Una scritta che non è certo passata inosservata ai tanti che frequentano il giardinetto di via Enrico da Monza, a due passi dal centro, accanto alla piscina e alla biblioteca e non lontano dalle scuole.  La denuncia anche sui social da parte di Shawn Guidi giovane militante del Pd monzese che scrive: "Qualche vigliacco nostalgico ci ricorda che non è da tutti essere m***e per 100 anni di seguito. Non intimidite nessuno, la storia vi rimetterà sempre e comunque al vostro posto". 

Sulla vicenda interviene anche l'assessore Marco Lamperti. "I cretini e i fascisti (scusate la ripetizione) son sempre pronti a celebrare le date oscure del nostro Paese - scrive Lamperti sui social -. Provare nostalgia per quel vergognoso periodo storico significa augurarsi il ritorno alle stragi di massa di connazionali, libici, eritrei, ebrei, omosessuali, avversari politici e via dicendo. Spezzo però una lancia a loro favore: sono probabilmente solo ignoranti, perché solo chi ignora cosa fu davvero il nazifascismo può scrivere certe bestemmie. Dò loro una notizia: non furono solo bracci tesi, sproloqui militaristi e treni puntuali (che per altro sono un falso storico)".
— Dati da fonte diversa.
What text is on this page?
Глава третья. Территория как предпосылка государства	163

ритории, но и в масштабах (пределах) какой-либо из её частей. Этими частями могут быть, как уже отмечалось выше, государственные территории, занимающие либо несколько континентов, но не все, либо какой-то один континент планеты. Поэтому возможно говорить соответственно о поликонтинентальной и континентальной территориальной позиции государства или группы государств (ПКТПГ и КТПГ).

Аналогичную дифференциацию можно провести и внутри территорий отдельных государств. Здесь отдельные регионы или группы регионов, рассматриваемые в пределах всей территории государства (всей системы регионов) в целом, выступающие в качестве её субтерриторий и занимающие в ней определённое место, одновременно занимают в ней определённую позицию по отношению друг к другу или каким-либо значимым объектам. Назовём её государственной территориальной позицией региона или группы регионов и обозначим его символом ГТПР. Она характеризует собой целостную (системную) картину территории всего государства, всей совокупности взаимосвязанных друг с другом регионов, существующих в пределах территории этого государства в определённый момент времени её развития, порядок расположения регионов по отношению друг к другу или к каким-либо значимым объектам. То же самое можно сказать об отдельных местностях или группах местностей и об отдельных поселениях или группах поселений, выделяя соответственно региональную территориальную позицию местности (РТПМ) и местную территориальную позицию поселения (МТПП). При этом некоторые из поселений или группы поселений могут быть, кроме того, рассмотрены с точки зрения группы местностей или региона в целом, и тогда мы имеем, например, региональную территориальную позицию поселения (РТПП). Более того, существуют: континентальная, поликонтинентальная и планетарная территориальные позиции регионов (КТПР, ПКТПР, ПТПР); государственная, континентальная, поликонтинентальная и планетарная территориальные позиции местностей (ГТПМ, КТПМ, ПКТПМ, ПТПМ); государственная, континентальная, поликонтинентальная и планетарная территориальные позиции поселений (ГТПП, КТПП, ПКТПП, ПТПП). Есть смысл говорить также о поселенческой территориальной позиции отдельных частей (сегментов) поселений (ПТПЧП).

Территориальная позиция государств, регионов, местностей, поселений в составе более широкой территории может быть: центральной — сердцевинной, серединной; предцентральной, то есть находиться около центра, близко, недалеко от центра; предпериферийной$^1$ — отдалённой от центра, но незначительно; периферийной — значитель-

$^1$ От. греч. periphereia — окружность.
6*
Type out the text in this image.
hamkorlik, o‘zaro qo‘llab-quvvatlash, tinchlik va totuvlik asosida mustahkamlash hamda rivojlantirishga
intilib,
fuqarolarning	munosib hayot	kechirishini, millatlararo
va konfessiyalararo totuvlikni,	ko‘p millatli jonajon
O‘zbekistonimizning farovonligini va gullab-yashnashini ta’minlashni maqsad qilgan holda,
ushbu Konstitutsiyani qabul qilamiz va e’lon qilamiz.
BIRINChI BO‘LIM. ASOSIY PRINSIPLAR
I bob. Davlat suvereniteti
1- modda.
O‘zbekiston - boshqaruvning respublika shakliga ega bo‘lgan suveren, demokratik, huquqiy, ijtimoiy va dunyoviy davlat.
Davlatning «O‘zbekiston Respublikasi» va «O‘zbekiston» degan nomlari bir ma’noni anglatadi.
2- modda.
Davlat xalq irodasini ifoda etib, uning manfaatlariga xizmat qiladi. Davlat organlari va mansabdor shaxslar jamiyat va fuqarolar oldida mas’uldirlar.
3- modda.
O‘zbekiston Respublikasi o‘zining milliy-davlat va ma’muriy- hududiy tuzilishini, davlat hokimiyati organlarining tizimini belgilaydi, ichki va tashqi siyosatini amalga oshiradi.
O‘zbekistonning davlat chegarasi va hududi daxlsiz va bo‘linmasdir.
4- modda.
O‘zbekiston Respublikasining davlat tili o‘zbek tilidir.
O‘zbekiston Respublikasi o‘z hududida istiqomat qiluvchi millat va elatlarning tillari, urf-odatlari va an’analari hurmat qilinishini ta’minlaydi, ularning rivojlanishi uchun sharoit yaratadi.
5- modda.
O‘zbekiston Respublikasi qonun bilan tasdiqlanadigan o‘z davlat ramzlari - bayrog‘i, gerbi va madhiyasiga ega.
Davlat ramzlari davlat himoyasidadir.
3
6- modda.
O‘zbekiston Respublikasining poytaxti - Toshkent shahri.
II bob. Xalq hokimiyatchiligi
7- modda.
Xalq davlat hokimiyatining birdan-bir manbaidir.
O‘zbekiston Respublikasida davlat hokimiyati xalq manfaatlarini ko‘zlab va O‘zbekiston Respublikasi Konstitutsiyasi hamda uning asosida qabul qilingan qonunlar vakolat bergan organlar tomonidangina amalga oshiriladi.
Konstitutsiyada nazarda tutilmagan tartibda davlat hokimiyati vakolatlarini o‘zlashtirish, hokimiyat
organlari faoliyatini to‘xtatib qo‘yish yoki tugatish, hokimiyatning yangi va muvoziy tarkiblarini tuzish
Sull'episodio è intervenuto anche il gruppo consigliare LabMonza. "La scritta è seguita da tre fasci littori stilizzati - si legge nella nota stampa -. Come LabMonza esprimiamo sdegno e condanniamo fermamente l'attacco fascista perpetrato nella nostra città. Riteniamo inaccettabile che organizzazioni, movimenti, di chiara matrice fascista, esprimano pensieri e concetti ad un'ideologia criminale per attaccare la nostra repubblica, la nostra democrazia. Come LabMonza, come antifascisti e antifasciste monzesi non possiamo permettere la reiterazione di gesti del genere. I movimenti, le organizzazioni, le sigle cittadine e i singoli cittadini antifascisti non staranno a guardare questo scempio. La nostra risposta a ogni gesto fascista non si limiterà a questo". 

Il murales era stato realizzato nel maggio 2017 dal collettivo Tarantula. Un intervento che aveva indignato i cittadini. Quel muro, infatti, era stato ripulito poche settimane prima all'interno del progetto delle Pulizie di primavere organizzate dall'allora giunta guidata da Roberto Scanagatti.